There are a big and wonderful variety of vaporizers now available on the market, many of which can be purchased easily through your local chemist or pharmacy. They should be able to use any essential oil brands you buy, but we aware of the purpose of the essential oil. Wherever you get it, I would strongly recommend looking at the strength of the motor, vaporisation time lengths and safety capabilities. Do some online research.
An essential oil vaporiser that plugs into the wall and glows while in use is advisable. This means there is less potential for battery damage and all can see when it is on (ie children). This is also good because they shouldn’t make much noise. My own one has four time settings, increasing in intervals for 30 minutes and three light colours which can all glow bright or soft and which turn off as the cycle ends.
Part of having #goodsleep is setting and sticking to a #routine. I know telling an #insomniac to #meditate is like telling a diabetic to balance their blood glucose levels, but there is a reason some practices are constantly referred to. I like to smell #relaxing #essentialoils but was beginning to worry about their effect on my skin. I bought this #vaporiser by #inessence and drop some #lavender, #camphor, #lemongrass, #orange or #peppermint into it each evening and hour before I go to #bed. I take a mug of hot #pepperminttea and a bottle of room temperature water. I make sure all my mess is tidied up, turn my phone on silent and leave my tablet in the #study. I read two or three pages of a #fictionnovel (as you know) by the soft light of my lamp and then lay down and turn of the light. It is really working a treat, especially now it's getting cooler. #bedbug #relaxation #sleepwell #deepsleep #comfort #restful #minfulness #wellness #mentalhealth #rejuvenate #recouperate
There are two ways to work this trick, one is to soak the case in a small bucket of water which has had two or three drops of the oil added to it. Then it is left to dry and covers your pillow. I find this preferable as it is subtle and consistent so you still get the aroma when you roll over. The other way is to simply dab a drop onto either side of the pillowcase, towards the edge.
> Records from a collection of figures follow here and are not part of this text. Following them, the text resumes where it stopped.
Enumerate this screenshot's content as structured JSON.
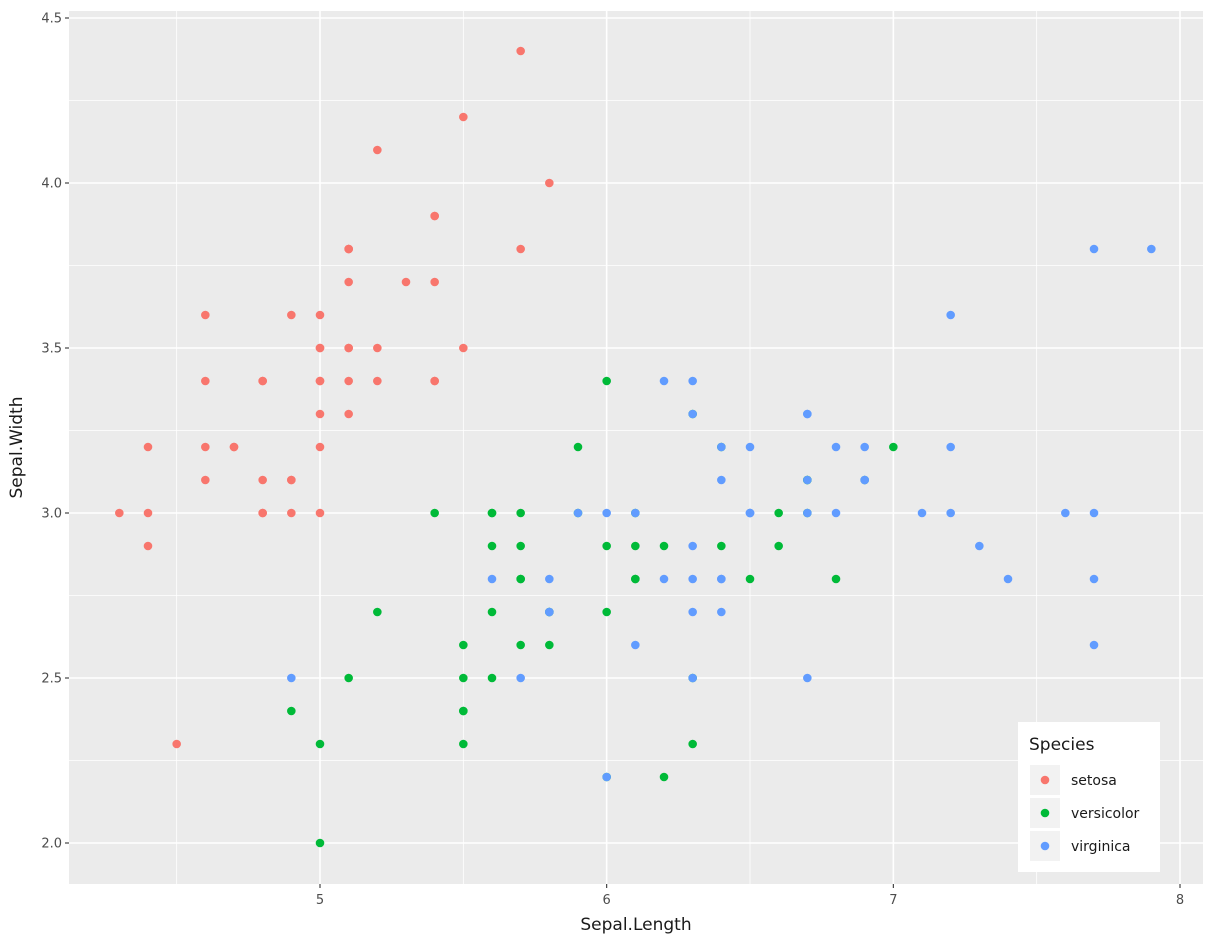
{
  "chart_data": {
    "type": "scatter",
    "title": "",
    "xlabel": "Sepal.Length",
    "ylabel": "Sepal.Width",
    "xlim": [
      4.12,
      8.08
    ],
    "ylim": [
      1.88,
      4.52
    ],
    "x_ticks": [
      5,
      6,
      7,
      8
    ],
    "x_tick_labels": [
      "5",
      "6",
      "7",
      "8"
    ],
    "y_ticks": [
      2.0,
      2.5,
      3.0,
      3.5,
      4.0,
      4.5
    ],
    "y_tick_labels": [
      "2.0",
      "2.5",
      "3.0",
      "3.5",
      "4.0",
      "4.5"
    ],
    "grid": true,
    "legend": {
      "title": "Species",
      "position": "inside-bottom-right"
    },
    "series": [
      {
        "name": "setosa",
        "color": "#F8766D",
        "x": [
          5.1,
          4.9,
          4.7,
          4.6,
          5.0,
          5.4,
          4.6,
          5.0,
          4.4,
          4.9,
          5.4,
          4.8,
          4.8,
          4.3,
          5.8,
          5.7,
          5.4,
          5.1,
          5.7,
          5.1,
          5.4,
          5.1,
          4.6,
          5.1,
          4.8,
          5.0,
          5.0,
          5.2,
          5.2,
          4.7,
          4.8,
          5.4,
          5.2,
          5.5,
          4.9,
          5.0,
          5.5,
          4.9,
          4.4,
          5.1,
          5.0,
          4.5,
          4.4,
          5.0,
          5.1,
          4.8,
          5.1,
          4.6,
          5.3,
          5.0
        ],
        "y": [
          3.5,
          3.0,
          3.2,
          3.1,
          3.6,
          3.9,
          3.4,
          3.4,
          2.9,
          3.1,
          3.7,
          3.4,
          3.0,
          3.0,
          4.0,
          4.4,
          3.9,
          3.5,
          3.8,
          3.8,
          3.4,
          3.7,
          3.6,
          3.3,
          3.4,
          3.0,
          3.4,
          3.5,
          3.4,
          3.2,
          3.1,
          3.4,
          4.1,
          4.2,
          3.1,
          3.2,
          3.5,
          3.6,
          3.0,
          3.4,
          3.5,
          2.3,
          3.2,
          3.5,
          3.8,
          3.0,
          3.8,
          3.2,
          3.7,
          3.3
        ]
      },
      {
        "name": "versicolor",
        "color": "#00BA38",
        "x": [
          7.0,
          6.4,
          6.9,
          5.5,
          6.5,
          5.7,
          6.3,
          4.9,
          6.6,
          5.2,
          5.0,
          5.9,
          6.0,
          6.1,
          5.6,
          6.7,
          5.6,
          5.8,
          6.2,
          5.6,
          5.9,
          6.1,
          6.3,
          6.1,
          6.4,
          6.6,
          6.8,
          6.7,
          6.0,
          5.7,
          5.5,
          5.5,
          5.8,
          6.0,
          5.4,
          6.0,
          6.7,
          6.3,
          5.6,
          5.5,
          5.5,
          6.1,
          5.8,
          5.0,
          5.6,
          5.7,
          5.7,
          6.2,
          5.1,
          5.7
        ],
        "y": [
          3.2,
          3.2,
          3.1,
          2.3,
          2.8,
          2.8,
          3.3,
          2.4,
          2.9,
          2.7,
          2.0,
          3.0,
          2.2,
          2.9,
          2.9,
          3.1,
          3.0,
          2.7,
          2.2,
          2.5,
          3.2,
          2.8,
          2.5,
          2.8,
          2.9,
          3.0,
          2.8,
          3.0,
          2.9,
          2.6,
          2.4,
          2.4,
          2.7,
          2.7,
          3.0,
          3.4,
          3.1,
          2.3,
          3.0,
          2.5,
          2.6,
          3.0,
          2.6,
          2.3,
          2.7,
          3.0,
          2.9,
          2.9,
          2.5,
          2.8
        ]
      },
      {
        "name": "virginica",
        "color": "#619CFF",
        "x": [
          6.3,
          5.8,
          7.1,
          6.3,
          6.5,
          7.6,
          4.9,
          7.3,
          6.7,
          7.2,
          6.5,
          6.4,
          6.8,
          5.7,
          5.8,
          6.4,
          6.5,
          7.7,
          7.7,
          6.0,
          6.9,
          5.6,
          7.7,
          6.3,
          6.7,
          7.2,
          6.2,
          6.1,
          6.4,
          7.2,
          7.4,
          7.9,
          6.4,
          6.3,
          6.1,
          7.7,
          6.3,
          6.4,
          6.0,
          6.9,
          6.7,
          6.9,
          5.8,
          6.8,
          6.7,
          6.7,
          6.3,
          6.5,
          6.2,
          5.9
        ],
        "y": [
          3.3,
          2.7,
          3.0,
          2.9,
          3.0,
          3.0,
          2.5,
          2.9,
          2.5,
          3.6,
          3.2,
          2.7,
          3.0,
          2.5,
          2.8,
          3.2,
          3.0,
          3.8,
          2.6,
          2.2,
          3.2,
          2.8,
          2.8,
          2.7,
          3.3,
          3.2,
          2.8,
          3.0,
          2.8,
          3.0,
          2.8,
          3.8,
          2.8,
          2.8,
          2.6,
          3.0,
          3.4,
          3.1,
          3.0,
          3.1,
          3.1,
          3.1,
          2.7,
          3.2,
          3.3,
          3.0,
          2.5,
          3.0,
          3.4,
          3.0
        ]
      }
    ]
  },
  "theme": {
    "panel_bg": "#EBEBEB",
    "grid_major": "#FFFFFF",
    "legend_key_bg": "#F2F2F2"
  }
}
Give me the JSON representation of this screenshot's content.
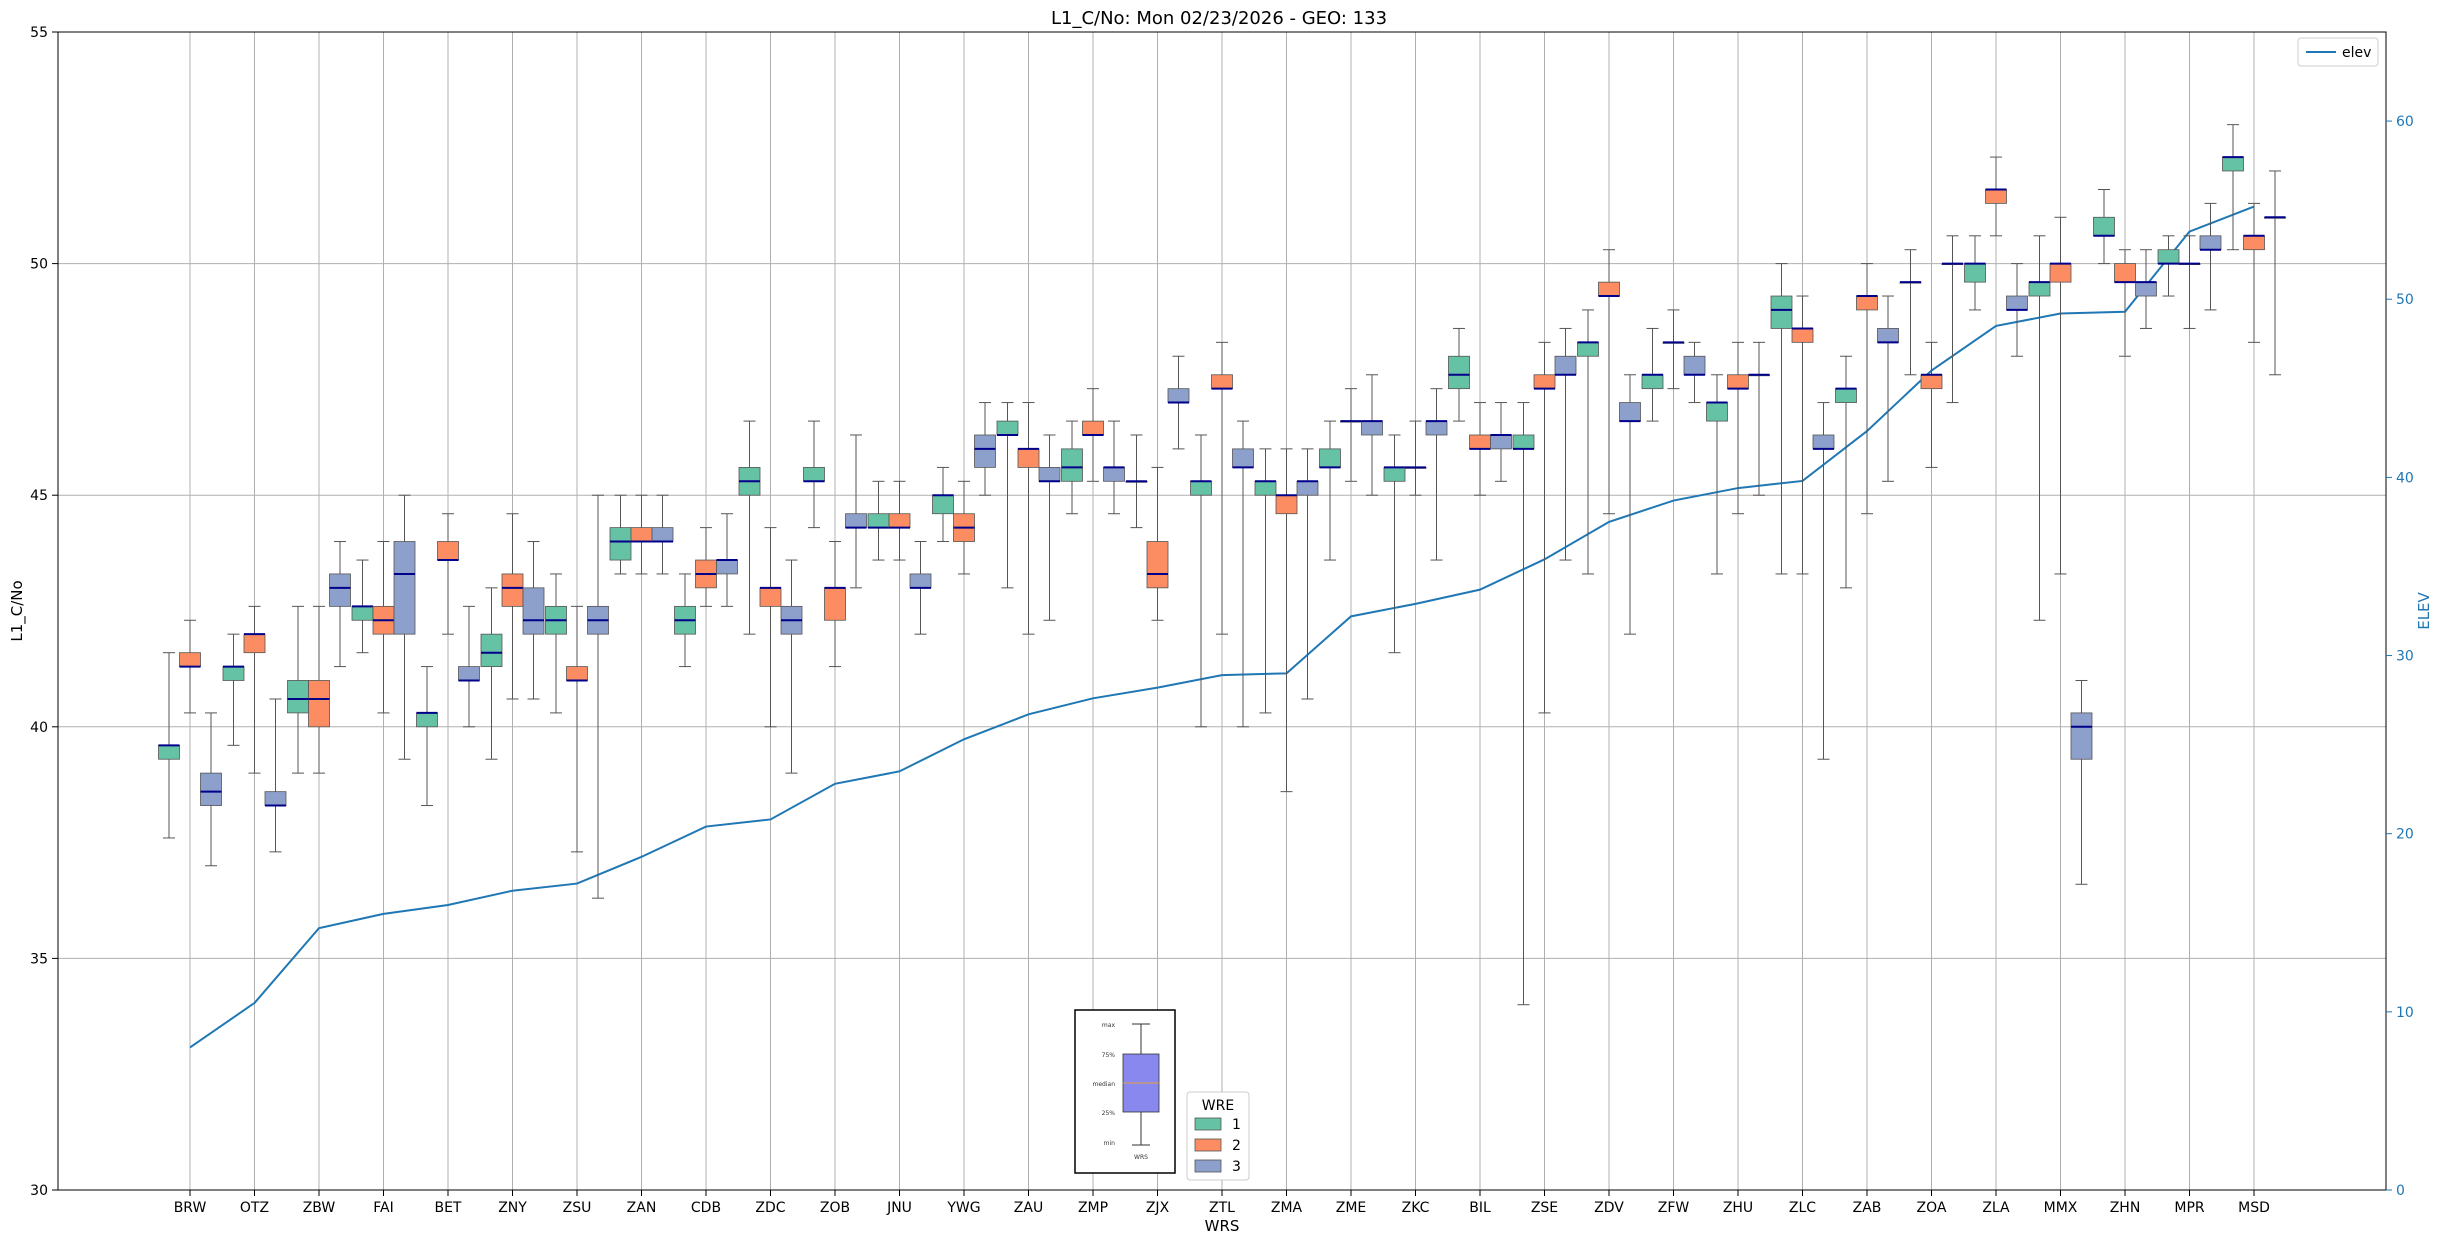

Sleep balls and fresh tissues
Making a pocket out of fabric, or taking a fresh tissue or handkerchief, pluck a fresh sprig of the flower or leaves from the garden and tuck these inside. I find warmth and a bit of dryness helps to set these aromas off. Perhaps try microwaving them for 10 seconds before you go to bed. Then tuck the pocket under the edge of your pillow and enjoy the benefit.
Oil burner for diffusion
Similar to the vaporiser, but preferable for some who like the lit candle. In this manner take a tea light candle and place in the bottom of a candle diffuser. In the top bowl above th3e candle add enough water to almost fill it and a few drops of the oil. As the water warms the oil will diffuse into the air like the vaporiser. The danger with this is the bowl burning dry, or falling asleep with the candle lit. Also, the burner only lasts as long as the candle. Therefore it must be a good candle that burns constantly for a decent length of time.